The problem is that means a Size 2 is about the size of a scorpion or Black Widow Spider and similar poisonous spiders, and about right for the Blue-Ringed Octopus, which is one of the deadliest marine creatures around. Then you have some of the shellfish that are equally lethal in terms of poison. I would have to check on the size of the Lionfish and the Stone Fish of the Pacific. Those are just the ones on Earth.

If you add in the extraterrestrial environment, animals that might not be poisonous to the local fauna might be highly poisonous to humans and Earth-adapted creatures. That small thing that looks like a gecko might just have what amounts to cobra poison for its saliva.
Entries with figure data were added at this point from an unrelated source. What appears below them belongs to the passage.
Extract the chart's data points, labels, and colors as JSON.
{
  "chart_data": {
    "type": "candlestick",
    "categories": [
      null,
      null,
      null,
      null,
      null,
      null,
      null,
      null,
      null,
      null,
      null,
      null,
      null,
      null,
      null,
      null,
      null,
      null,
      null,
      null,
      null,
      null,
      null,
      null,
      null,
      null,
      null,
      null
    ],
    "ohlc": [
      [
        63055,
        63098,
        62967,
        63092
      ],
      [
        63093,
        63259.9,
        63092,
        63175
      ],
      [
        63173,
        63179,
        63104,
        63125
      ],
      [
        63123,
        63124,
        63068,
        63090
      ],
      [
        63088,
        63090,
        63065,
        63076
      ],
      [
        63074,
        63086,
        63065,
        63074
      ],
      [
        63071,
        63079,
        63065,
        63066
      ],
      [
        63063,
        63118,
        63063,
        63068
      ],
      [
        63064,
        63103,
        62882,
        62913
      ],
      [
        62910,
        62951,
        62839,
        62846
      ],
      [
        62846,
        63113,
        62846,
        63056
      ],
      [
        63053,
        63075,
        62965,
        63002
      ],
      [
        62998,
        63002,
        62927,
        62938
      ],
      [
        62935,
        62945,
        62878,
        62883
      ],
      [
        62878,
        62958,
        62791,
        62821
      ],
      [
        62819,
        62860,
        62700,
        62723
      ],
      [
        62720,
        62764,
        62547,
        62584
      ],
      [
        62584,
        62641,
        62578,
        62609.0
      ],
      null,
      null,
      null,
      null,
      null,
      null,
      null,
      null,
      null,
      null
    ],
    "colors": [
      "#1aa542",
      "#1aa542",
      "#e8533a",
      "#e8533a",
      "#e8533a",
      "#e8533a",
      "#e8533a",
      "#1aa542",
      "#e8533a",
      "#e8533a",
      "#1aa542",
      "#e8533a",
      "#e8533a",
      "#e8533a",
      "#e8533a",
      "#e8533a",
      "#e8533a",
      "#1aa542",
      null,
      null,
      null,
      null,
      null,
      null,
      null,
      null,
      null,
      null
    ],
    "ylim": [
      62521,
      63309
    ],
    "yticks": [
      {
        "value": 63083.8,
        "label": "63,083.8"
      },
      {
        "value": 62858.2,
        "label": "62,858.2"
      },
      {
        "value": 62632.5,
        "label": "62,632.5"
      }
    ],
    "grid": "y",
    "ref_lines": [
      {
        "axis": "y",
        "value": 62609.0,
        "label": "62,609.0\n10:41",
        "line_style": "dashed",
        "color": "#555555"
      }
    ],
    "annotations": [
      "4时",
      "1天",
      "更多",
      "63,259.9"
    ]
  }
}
If the small creature originated on a high-gravity planet and is introduced to a planet with lower gravity, it might not simply crush when stepped on, but retaliate with a body adapted to high gravity. See the Mesklinites in Hal Clement's Mission of Gravity.

In putting together your encounter tables, you might want to consider such things. I am working on a set of encounter tables for Classic Traveller (to include Starter Traveller and The Traveller Book) similar to what are found in the Animal Encounter Supplement, but basing them for a starter on Earth ecologies.
 
The problem is that means a Size 2 is about the size of a scorpion or Black Widow Spider and similar poisonous spiders, and about right for the Blue-Ringed Octopus, which is one of the deadliest marine creatures around. Then you have some of the shellfish that are equally lethal in terms of poison. I would have to check on the size of the Lionfish and the Stone Fish of the Pacific. Those are just the ones on Earth.
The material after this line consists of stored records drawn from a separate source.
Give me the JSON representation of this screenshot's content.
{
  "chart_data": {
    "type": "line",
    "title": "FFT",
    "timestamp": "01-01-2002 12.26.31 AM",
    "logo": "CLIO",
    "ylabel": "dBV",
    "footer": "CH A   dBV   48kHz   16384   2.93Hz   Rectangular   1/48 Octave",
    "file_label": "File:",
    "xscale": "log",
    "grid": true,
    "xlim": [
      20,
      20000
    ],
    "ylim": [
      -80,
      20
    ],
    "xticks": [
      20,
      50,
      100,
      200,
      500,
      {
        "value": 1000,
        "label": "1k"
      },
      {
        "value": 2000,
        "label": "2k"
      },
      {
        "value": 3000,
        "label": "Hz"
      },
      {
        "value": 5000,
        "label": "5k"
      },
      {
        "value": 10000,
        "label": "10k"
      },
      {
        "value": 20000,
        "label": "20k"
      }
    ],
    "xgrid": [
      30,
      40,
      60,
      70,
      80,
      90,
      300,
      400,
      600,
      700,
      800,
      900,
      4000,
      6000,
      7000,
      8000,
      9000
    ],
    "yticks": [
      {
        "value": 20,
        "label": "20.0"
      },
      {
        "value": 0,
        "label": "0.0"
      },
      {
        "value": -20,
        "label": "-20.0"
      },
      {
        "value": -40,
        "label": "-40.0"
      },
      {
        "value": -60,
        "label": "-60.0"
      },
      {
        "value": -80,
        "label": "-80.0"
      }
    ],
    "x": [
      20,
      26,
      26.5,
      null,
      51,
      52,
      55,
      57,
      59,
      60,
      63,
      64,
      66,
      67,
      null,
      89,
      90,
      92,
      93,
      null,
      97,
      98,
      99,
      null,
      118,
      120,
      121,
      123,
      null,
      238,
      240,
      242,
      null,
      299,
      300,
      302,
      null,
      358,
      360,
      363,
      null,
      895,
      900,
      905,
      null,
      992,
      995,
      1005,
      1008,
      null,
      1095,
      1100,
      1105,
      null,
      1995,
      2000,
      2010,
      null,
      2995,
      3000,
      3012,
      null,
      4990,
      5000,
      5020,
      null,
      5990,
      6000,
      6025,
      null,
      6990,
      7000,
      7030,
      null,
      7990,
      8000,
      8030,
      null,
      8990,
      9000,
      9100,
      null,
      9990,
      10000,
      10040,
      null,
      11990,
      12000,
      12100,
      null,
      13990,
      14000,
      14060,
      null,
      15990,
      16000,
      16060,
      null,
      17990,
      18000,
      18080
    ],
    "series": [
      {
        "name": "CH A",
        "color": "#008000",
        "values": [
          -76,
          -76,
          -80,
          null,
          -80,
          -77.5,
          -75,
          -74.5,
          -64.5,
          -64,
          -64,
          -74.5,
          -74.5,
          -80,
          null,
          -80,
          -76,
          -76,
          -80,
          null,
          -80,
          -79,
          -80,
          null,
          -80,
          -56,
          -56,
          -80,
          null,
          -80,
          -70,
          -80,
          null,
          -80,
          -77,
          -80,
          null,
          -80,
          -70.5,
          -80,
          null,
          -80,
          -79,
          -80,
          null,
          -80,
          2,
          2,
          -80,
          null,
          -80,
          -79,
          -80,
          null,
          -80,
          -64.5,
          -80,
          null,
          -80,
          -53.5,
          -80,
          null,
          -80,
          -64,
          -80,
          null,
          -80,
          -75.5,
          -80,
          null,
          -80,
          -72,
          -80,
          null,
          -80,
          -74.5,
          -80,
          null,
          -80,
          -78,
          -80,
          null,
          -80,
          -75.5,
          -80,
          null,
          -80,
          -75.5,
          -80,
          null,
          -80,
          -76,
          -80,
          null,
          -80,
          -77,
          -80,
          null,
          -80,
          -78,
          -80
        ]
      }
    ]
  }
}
If you add in the extraterrestrial environment ...

I solidly agree; looking back at the BeastMaker weapons table on page 581, the weapon "sting" comes up, which back on page 260 inflicts Pen =C1 (i.e. Str Dice) and in addition Poison 2D hits; does this mean roll 2D, and then this is the number of dice to roll for Poison damage? (e.g. roll 7, and inflict Poison-7?) or does it mean inflict 2D hits of type Poison? This is contradicted on page 231 where Sting inflicts "Poison = Str Dice or Tranq". This is definitely errata (I'll log it after some further investigation and reflection on your posts).
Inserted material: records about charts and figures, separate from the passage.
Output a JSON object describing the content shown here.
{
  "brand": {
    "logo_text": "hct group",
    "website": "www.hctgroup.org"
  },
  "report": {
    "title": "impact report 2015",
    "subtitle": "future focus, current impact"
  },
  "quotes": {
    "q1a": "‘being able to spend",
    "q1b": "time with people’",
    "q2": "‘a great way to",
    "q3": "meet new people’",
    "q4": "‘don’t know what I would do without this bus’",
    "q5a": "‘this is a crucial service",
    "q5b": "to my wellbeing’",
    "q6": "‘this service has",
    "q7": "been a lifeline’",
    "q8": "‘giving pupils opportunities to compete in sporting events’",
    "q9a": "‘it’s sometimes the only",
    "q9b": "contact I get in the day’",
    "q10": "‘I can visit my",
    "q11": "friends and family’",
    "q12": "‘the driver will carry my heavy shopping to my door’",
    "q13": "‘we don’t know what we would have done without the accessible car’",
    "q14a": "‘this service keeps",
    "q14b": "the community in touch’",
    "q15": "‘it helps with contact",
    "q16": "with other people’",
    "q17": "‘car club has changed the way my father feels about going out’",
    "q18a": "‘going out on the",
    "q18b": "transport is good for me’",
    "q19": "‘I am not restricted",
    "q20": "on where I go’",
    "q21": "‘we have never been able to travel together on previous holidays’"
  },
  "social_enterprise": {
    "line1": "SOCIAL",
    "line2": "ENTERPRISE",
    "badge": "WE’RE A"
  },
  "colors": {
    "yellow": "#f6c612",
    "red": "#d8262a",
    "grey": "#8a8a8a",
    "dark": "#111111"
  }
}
So there's scope for a 'poison' built in as a natural weapon that is used in the context of local ecology especially by carnivores. This damage is potentially of a different type to "blow" or "cuts" which would be determined by overall strength dice, and a separate Poison rating (if we go with the page 260 interpretation). We could have fun with different poison effects and antidotes.

I like even more your approach of building a bit of non-Earth ecology that is "unintentionally" ;) harmful to human PCs, or affects them in some interesting way. This would add colour via the local ecology to a gaming session.

I've been running a bit of D&D 3.5 for the kids as well, and the Monster Manual is a good source of inspiration for "alien" effects implemented as special rules.
 
I have the older D&D books, from the original tan ones to AD&D and the Blue Book D&D, and they do make very useful monsters and monster ideas.

Also, if you are running D&D, you might want to check out the tubes of critters from Safari Limited. I get them from the Shedd Aquarium in Chicago, Michael's, and Hobby Lobby. They have a wide range of animals that you could use as either window dressing, or ideas for creatures, or to represent said creature to your players.

You may also want to check out the following short story on Project Gutenberg.

http://www.gutenberg.org/files/29987/29987-h/29987-h.htm

Sterling Lanier's Join Our Gang, on putting Earth creatures into another planetary environment. Quite interesting.